One evening as I waited to board the ferry from Seattle to Bainbridge Island, I noticed a gentleman who had been a client several months previously. As soon as he saw me at the ferry terminal he smiled and came over to give me a big hug. He looked relaxed and happy. He had been at a school event with his grandchildren. As we chatted we walked onto the ferry and sat together for the 30-minute crossing.
He and his wife came to me in the final months of her life. He continued sessions with me for a few weeks after her death.
When they first contacted me, his wife had end stage cancer. She wanted hypnosis to help her cope with the stress, anxiety, nauseousness and pain that she was experiencing. She also asked if her husband could join in on the sessions hoping it could help him as well.
Let the Greatest Expression of You reflect the joy and love in your life
For most of this ferry crossing, I listened. He told me that in those final months that he and his wife relied on the joy that they had experienced in their 58 years of marriage. When she first called me, there was no joy.
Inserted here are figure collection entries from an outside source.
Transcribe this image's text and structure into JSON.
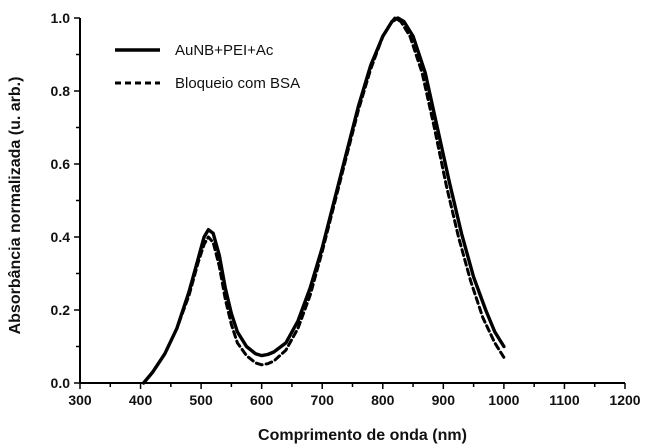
{
  "chart_data": {
    "type": "line",
    "title": "",
    "xlabel": "Comprimento de onda (nm)",
    "ylabel": "Absorbância normalizada (u. arb.)",
    "xlim": [
      300,
      1200
    ],
    "ylim": [
      0.0,
      1.0
    ],
    "xticks": [
      300,
      400,
      500,
      600,
      700,
      800,
      900,
      1000,
      1100,
      1200
    ],
    "xtick_labels": [
      "300",
      "400",
      "500",
      "600",
      "700",
      "800",
      "900",
      "1000",
      "1100",
      "1200"
    ],
    "yticks": [
      0.0,
      0.2,
      0.4,
      0.6,
      0.8,
      1.0
    ],
    "ytick_labels": [
      "0.0",
      "0.2",
      "0.4",
      "0.6",
      "0.8",
      "1.0"
    ],
    "grid": false,
    "legend_position": "top-left",
    "series": [
      {
        "name": "AuNB+PEI+Ac",
        "style": "solid",
        "color": "#000000",
        "points": [
          [
            405,
            0.0
          ],
          [
            420,
            0.03
          ],
          [
            440,
            0.08
          ],
          [
            460,
            0.15
          ],
          [
            480,
            0.25
          ],
          [
            495,
            0.34
          ],
          [
            505,
            0.4
          ],
          [
            512,
            0.42
          ],
          [
            520,
            0.41
          ],
          [
            530,
            0.35
          ],
          [
            540,
            0.26
          ],
          [
            550,
            0.19
          ],
          [
            560,
            0.14
          ],
          [
            575,
            0.1
          ],
          [
            590,
            0.08
          ],
          [
            600,
            0.075
          ],
          [
            610,
            0.078
          ],
          [
            620,
            0.085
          ],
          [
            640,
            0.11
          ],
          [
            660,
            0.17
          ],
          [
            680,
            0.26
          ],
          [
            700,
            0.37
          ],
          [
            720,
            0.5
          ],
          [
            740,
            0.63
          ],
          [
            760,
            0.76
          ],
          [
            780,
            0.87
          ],
          [
            800,
            0.95
          ],
          [
            815,
            0.99
          ],
          [
            825,
            1.0
          ],
          [
            835,
            0.99
          ],
          [
            850,
            0.95
          ],
          [
            870,
            0.85
          ],
          [
            890,
            0.7
          ],
          [
            910,
            0.55
          ],
          [
            930,
            0.41
          ],
          [
            950,
            0.29
          ],
          [
            970,
            0.2
          ],
          [
            985,
            0.14
          ],
          [
            1000,
            0.1
          ]
        ]
      },
      {
        "name": "Bloqueio com BSA",
        "style": "dashed",
        "color": "#000000",
        "points": [
          [
            405,
            0.0
          ],
          [
            420,
            0.03
          ],
          [
            440,
            0.08
          ],
          [
            460,
            0.15
          ],
          [
            480,
            0.24
          ],
          [
            495,
            0.33
          ],
          [
            505,
            0.38
          ],
          [
            512,
            0.4
          ],
          [
            520,
            0.385
          ],
          [
            530,
            0.32
          ],
          [
            540,
            0.23
          ],
          [
            550,
            0.16
          ],
          [
            560,
            0.11
          ],
          [
            575,
            0.075
          ],
          [
            590,
            0.055
          ],
          [
            600,
            0.05
          ],
          [
            610,
            0.053
          ],
          [
            620,
            0.06
          ],
          [
            640,
            0.09
          ],
          [
            660,
            0.15
          ],
          [
            680,
            0.24
          ],
          [
            700,
            0.36
          ],
          [
            720,
            0.49
          ],
          [
            740,
            0.62
          ],
          [
            760,
            0.75
          ],
          [
            780,
            0.86
          ],
          [
            800,
            0.95
          ],
          [
            815,
            0.99
          ],
          [
            820,
            1.0
          ],
          [
            830,
            0.99
          ],
          [
            845,
            0.95
          ],
          [
            865,
            0.85
          ],
          [
            885,
            0.7
          ],
          [
            905,
            0.54
          ],
          [
            925,
            0.4
          ],
          [
            945,
            0.28
          ],
          [
            965,
            0.18
          ],
          [
            985,
            0.11
          ],
          [
            1000,
            0.07
          ]
        ]
      }
    ]
  }
}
At our first session, they were both caught up in the “horror” (his word) of what was happening to them. She was suffering and dying of cancer he was losing his best friend and the love of his life. He felt helpless because he could not save her from what was happening.
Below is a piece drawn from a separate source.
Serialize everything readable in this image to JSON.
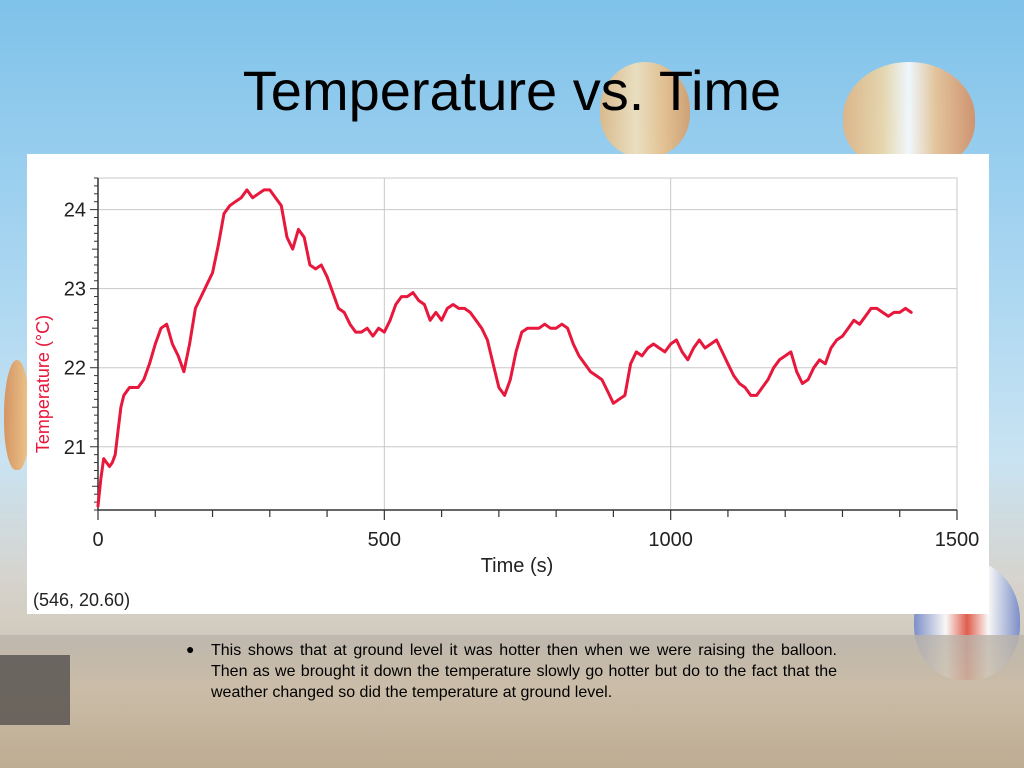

I remember that during this session he was skeptical and that he couldn’t imagine that they could be joyful at a time like this – or that hypnosis could help either one of them. I could sense his underlying anger. I let him know that it was OK for him to be angry (at the cancer and with me) and that my office was a safe place for him to express his anger.
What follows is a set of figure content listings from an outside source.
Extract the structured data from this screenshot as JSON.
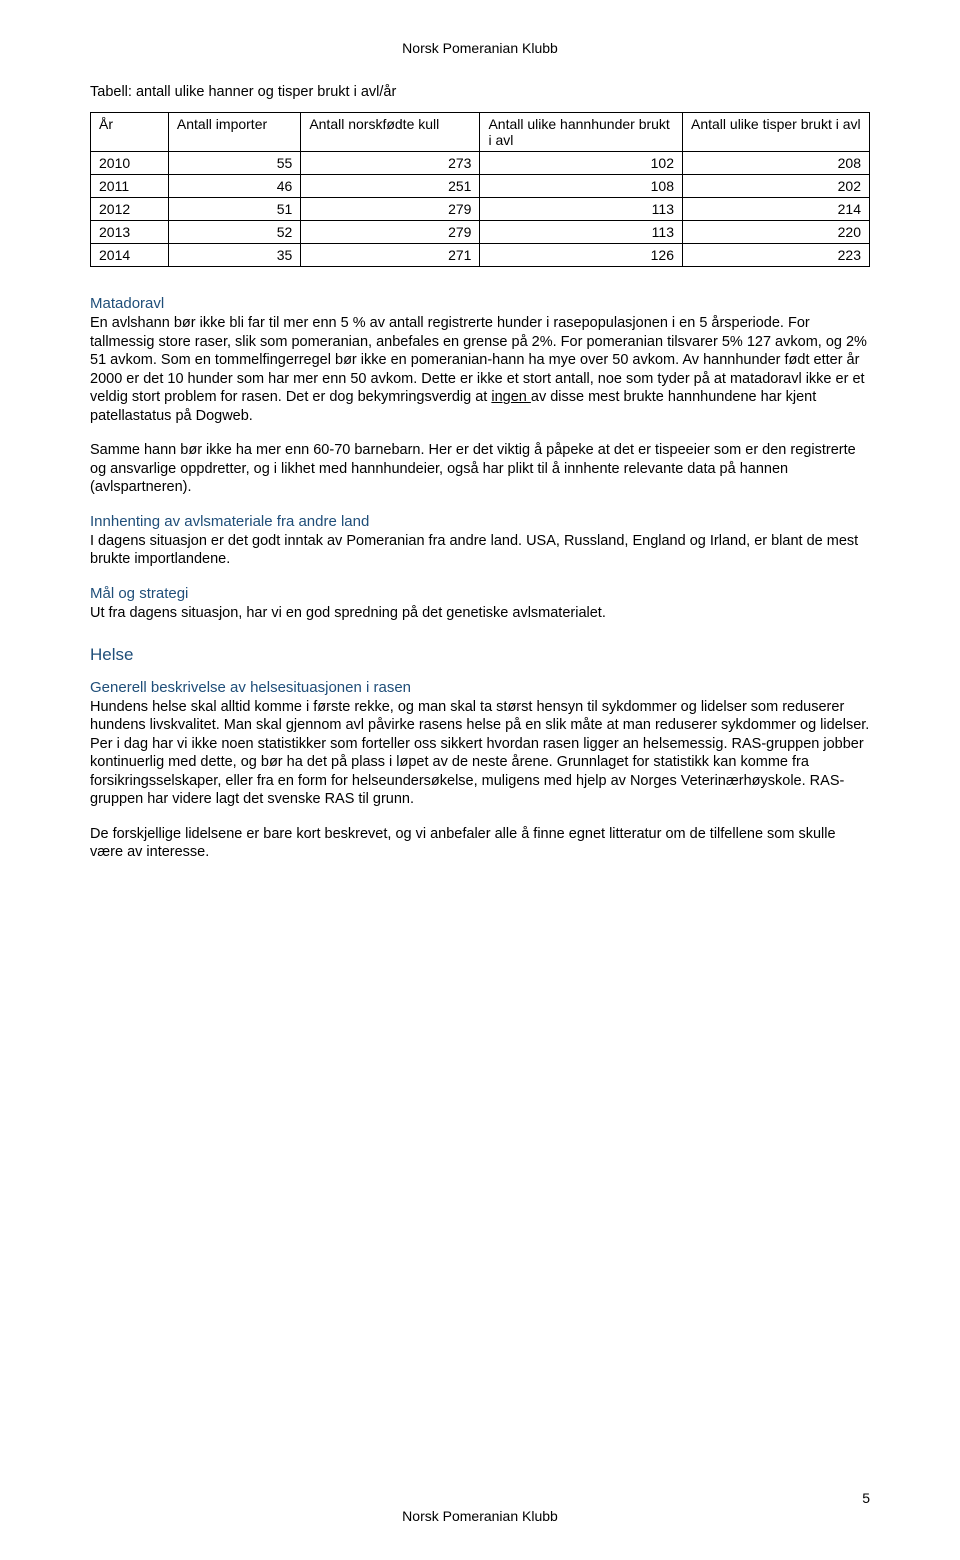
{
  "header": {
    "org": "Norsk Pomeranian Klubb"
  },
  "table": {
    "title": "Tabell: antall ulike hanner og tisper brukt i avl/år",
    "columns": [
      "År",
      "Antall importer",
      "Antall norskfødte kull",
      "Antall ulike hannhunder brukt i avl",
      "Antall ulike tisper brukt i avl"
    ],
    "rows": [
      [
        "2010",
        "55",
        "273",
        "102",
        "208"
      ],
      [
        "2011",
        "46",
        "251",
        "108",
        "202"
      ],
      [
        "2012",
        "51",
        "279",
        "113",
        "214"
      ],
      [
        "2013",
        "52",
        "279",
        "113",
        "220"
      ],
      [
        "2014",
        "35",
        "271",
        "126",
        "223"
      ]
    ],
    "col_widths": [
      "10%",
      "17%",
      "23%",
      "26%",
      "24%"
    ]
  },
  "sections": {
    "matadoravl": {
      "heading": "Matadoravl",
      "p1a": "En avlshann bør ikke bli far til mer enn 5 % av antall registrerte hunder i rasepopulasjonen i en 5 årsperiode. For tallmessig store raser, slik som pomeranian, anbefales en grense på 2%. For pomeranian tilsvarer 5% 127 avkom, og 2% 51 avkom. Som en tommelfingerregel bør ikke en pomeranian-hann ha mye over 50 avkom. Av hannhunder født etter år 2000 er det 10 hunder som har mer enn 50 avkom. Dette er ikke et stort antall, noe som tyder på at matadoravl ikke er et veldig stort problem for rasen. Det er dog bekymringsverdig at ",
      "p1u": "ingen ",
      "p1b": "av disse mest brukte hannhundene har kjent patellastatus på Dogweb.",
      "p2": "Samme hann bør ikke ha mer enn 60-70 barnebarn. Her er det viktig å påpeke at det er tispeeier som er den registrerte og ansvarlige oppdretter, og i likhet med hannhundeier, også har plikt til å innhente relevante data på hannen (avlspartneren)."
    },
    "innhenting": {
      "heading": "Innhenting av avlsmateriale fra andre land",
      "p1": "I dagens situasjon er det godt inntak av Pomeranian fra andre land. USA, Russland, England og Irland, er blant de mest brukte importlandene."
    },
    "mal": {
      "heading": "Mål og strategi",
      "p1": "Ut fra dagens situasjon, har vi en god spredning på det genetiske avlsmaterialet."
    },
    "helse": {
      "heading": "Helse"
    },
    "generell": {
      "heading": "Generell beskrivelse av helsesituasjonen i rasen",
      "p1": "Hundens helse skal alltid komme i første rekke, og man skal ta størst hensyn til sykdommer og lidelser som reduserer hundens livskvalitet. Man skal gjennom avl påvirke rasens helse på en slik måte at man reduserer sykdommer og lidelser. Per i dag har vi ikke noen statistikker som forteller oss sikkert hvordan rasen ligger an helsemessig. RAS-gruppen jobber kontinuerlig med dette, og bør ha det på plass i løpet av de neste årene. Grunnlaget for statistikk kan komme fra forsikringsselskaper, eller fra en form for helseundersøkelse, muligens med hjelp av Norges Veterinærhøyskole. RAS-gruppen har videre lagt det svenske RAS til grunn.",
      "p2": "De forskjellige lidelsene er bare kort beskrevet, og vi anbefaler alle å finne egnet litteratur om de tilfellene som skulle være av interesse."
    }
  },
  "footer": {
    "org": "Norsk Pomeranian Klubb",
    "page": "5"
  },
  "styles": {
    "heading_color": "#1f4e79",
    "text_color": "#000000",
    "background": "#ffffff",
    "body_fontsize": 14.5,
    "heading_fontsize": 15,
    "big_heading_fontsize": 17
  }
}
When they came back the following week for their second session, it was like I had a different couple in my office. She was still dying of cancer, but there they were in my waiting room giggling like two teenagers.
They had gone home after that first session and each wrote their own Greatest Expression and they wrote an additional one for the two of them. They shared that in that week they started each day reading their Greatest Expression, brought to mind the joy they had experienced and meditated on that joy. While I had not yet taught them the full process, that was enough for them to make a huge shift.
They had gone from focusing on the horror of what was happening to the wondrous joy they had experienced through their love for each other. They were able to truly love each other through her death.
While coming around the corner into the harbor, he said that in those final weeks, they reminded each other of the joy and love that they had shared throughout the more than 60 years since their first date.
As much as he misses her, he said those last few months were among the best. They treated each moment as if it was the last and as if it was the most important moment in their life. The small things that clutter life did not matter. He also shared with me that to that day to continued to start each day with his Great Expression and by memorizing the joy he experienced with the love of his life.
About an hour before she passed, she opened her eyes and looked at him while squeezing his hand. She whispered, “Love …. Joy”. These were her last words.
With tears in our eyes, and a big grin on his face, he said, “Thank you. I couldn’t have asked for more.”
My hope and prayer for you is that you let the Greatest Expression of You reflect the joy and love in your life.
Your Hypnosis Health Info Hypnotic Suggestion for today:
The Greatest Expression of Me reflects the joy and love in my life.